Credere nell’Europa però vuol dire anche avere il coraggio di fare un discorso di verità. Così come è architettata e pensata oggi l’Ue non funziona.
Il Patto di stabilità rappresenta una camicia di forza che va allentata attraverso lo scomputo degli investimenti produttivi pubblici dal calcolo del deficit. La Banca centrale va trasformata in banca prestatrice di ultima istanza. Il bilancio dell’Ue è inadeguato: è pari a solo all’1 per cento del Pil dell’Unione europea. Le politiche di austerità di questi anni, la spettrale immagine della troika che ha massacrato la Grecia, hanno creato l’immagine di un’Ue vampiresca e matrigna. Perfino in Italia, dove il sentimento filoeuropeista è sempre stato forte.
Insomma per imprimere una svolta positiva a tutto il continente, non ci vuole meno Europa ma più Europa. Ci vuole più Europa nella politica internazionale dove restiamo divisi e ininfluenti.
In più, a causa di irresponsabili politiche austericide, è probabile che un gran numero di forze euroscettiche e populiste siederanno in parlamento.
Questo insomma non è più tempo per decisioni prese con il bilancino. è una questione di identità e di strategia.
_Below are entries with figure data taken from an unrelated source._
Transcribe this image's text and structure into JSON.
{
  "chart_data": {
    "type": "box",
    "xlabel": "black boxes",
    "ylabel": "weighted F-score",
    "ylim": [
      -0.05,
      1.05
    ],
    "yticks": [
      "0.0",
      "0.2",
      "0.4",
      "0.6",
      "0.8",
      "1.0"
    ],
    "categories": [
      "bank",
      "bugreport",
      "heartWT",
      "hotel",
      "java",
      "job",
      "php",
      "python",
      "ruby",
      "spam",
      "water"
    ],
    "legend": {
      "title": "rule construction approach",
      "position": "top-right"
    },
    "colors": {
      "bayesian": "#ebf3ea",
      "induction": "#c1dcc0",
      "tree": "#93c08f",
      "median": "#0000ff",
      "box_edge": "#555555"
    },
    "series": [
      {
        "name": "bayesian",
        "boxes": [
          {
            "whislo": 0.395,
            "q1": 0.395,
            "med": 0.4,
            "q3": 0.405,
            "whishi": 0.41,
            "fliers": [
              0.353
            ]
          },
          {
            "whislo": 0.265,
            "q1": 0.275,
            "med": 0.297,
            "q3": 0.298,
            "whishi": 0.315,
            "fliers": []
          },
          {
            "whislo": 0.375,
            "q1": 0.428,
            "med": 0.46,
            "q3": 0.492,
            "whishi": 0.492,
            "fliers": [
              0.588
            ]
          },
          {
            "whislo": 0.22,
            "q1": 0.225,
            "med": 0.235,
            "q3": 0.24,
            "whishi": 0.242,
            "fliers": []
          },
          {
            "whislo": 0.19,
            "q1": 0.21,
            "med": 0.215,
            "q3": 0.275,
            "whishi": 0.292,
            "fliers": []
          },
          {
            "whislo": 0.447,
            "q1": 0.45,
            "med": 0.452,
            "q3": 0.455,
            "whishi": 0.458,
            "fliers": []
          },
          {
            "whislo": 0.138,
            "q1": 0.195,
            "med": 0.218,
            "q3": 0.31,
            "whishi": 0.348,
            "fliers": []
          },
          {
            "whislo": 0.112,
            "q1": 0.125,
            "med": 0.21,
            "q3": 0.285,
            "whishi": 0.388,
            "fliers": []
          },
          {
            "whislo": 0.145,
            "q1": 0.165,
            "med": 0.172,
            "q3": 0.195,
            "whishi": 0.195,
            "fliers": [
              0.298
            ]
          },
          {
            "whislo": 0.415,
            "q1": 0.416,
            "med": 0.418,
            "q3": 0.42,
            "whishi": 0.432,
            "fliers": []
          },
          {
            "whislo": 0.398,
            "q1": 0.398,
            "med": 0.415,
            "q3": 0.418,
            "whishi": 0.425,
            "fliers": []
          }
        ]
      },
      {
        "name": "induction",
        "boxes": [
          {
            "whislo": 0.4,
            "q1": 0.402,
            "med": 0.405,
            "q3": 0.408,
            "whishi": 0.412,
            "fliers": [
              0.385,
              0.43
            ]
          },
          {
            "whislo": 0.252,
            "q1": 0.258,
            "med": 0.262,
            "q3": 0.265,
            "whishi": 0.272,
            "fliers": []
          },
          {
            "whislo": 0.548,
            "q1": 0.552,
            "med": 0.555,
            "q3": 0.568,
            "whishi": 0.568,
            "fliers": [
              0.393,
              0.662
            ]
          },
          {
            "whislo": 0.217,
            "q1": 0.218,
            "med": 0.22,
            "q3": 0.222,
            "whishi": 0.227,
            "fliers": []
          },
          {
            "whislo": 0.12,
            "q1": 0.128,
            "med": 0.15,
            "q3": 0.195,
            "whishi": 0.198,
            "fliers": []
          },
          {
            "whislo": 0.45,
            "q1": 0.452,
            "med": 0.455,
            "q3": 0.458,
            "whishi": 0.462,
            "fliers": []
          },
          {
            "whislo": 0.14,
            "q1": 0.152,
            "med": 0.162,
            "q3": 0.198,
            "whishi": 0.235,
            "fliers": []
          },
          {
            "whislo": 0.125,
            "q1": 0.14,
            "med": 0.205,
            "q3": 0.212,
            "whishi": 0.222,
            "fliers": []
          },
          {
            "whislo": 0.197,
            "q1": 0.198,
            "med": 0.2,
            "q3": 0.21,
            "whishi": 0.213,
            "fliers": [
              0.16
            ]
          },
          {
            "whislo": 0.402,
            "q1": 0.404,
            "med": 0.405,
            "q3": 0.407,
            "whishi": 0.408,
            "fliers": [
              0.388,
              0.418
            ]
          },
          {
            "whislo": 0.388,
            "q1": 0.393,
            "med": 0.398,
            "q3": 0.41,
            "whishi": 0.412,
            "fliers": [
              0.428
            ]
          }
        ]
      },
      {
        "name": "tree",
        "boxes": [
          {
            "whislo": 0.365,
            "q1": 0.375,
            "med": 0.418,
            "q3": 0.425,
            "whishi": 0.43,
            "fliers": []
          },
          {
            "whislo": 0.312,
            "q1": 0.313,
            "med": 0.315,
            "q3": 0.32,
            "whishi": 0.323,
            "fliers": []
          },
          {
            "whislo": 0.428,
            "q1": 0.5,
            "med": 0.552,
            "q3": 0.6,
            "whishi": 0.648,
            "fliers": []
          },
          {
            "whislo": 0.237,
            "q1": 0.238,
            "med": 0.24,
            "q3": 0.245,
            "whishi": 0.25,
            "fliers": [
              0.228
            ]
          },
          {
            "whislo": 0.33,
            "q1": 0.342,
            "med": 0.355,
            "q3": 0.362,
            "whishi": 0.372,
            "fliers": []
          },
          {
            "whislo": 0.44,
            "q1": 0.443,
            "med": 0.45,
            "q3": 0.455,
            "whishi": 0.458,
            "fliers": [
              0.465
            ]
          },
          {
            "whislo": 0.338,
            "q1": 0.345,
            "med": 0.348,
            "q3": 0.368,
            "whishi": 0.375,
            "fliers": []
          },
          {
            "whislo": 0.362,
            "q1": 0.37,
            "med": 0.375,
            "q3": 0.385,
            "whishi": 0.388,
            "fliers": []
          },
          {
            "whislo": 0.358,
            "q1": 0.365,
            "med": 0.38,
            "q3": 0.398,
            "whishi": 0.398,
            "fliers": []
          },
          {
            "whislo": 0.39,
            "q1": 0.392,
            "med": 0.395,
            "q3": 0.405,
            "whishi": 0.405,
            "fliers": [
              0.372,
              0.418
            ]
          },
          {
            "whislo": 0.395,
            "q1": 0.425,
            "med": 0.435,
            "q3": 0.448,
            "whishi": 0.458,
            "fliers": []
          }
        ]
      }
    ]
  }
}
Il segretario del più grande partito di centrosinistra in Europa deve ambire a cambiare l’Italia, certo, ma per poterlo fare deve pesare nel Pse e quindi a Bruxelles. Per il Partito democratico aderire al Pse non vuol dire aggiungere una bandierina al proprio pantheon di riferimento. Né tantomeno, come artificiosamente teme qualche nostalgico della Margherita, significa imporre una famiglia politica a danno di quella cattolica o riformista.
Star fuori dal Pse non rappresenta un’originale peculiarità per il Pd – come lascia intendere l’amico Castagnetti – ma al contrario, un’anomalia. Far parte del Pse è innanzi tutto una decisione strategica per il Pd e per l’Italia. Il peso della componente italiana sarà fondamentale per l’Italia per indirizzare le politiche del gruppo e più in generale del Parlamento europeo.
Per il Pd non c’è alternativa. Il suo ruolo sarà quello di spingere perché alcune posizioni equivoche e assolutamente timide vengano superate. Vogliamo entrare nel Pse senza cappelli in mano e senza considerarci ultimi arrivati. Sulle posizioni del più spinto europeismo, non temiamo confronti e anzi siamo molto più all’avanguardia di tanti che siedono da anni all’interno del Pse. Ma dobbiamo esserci!”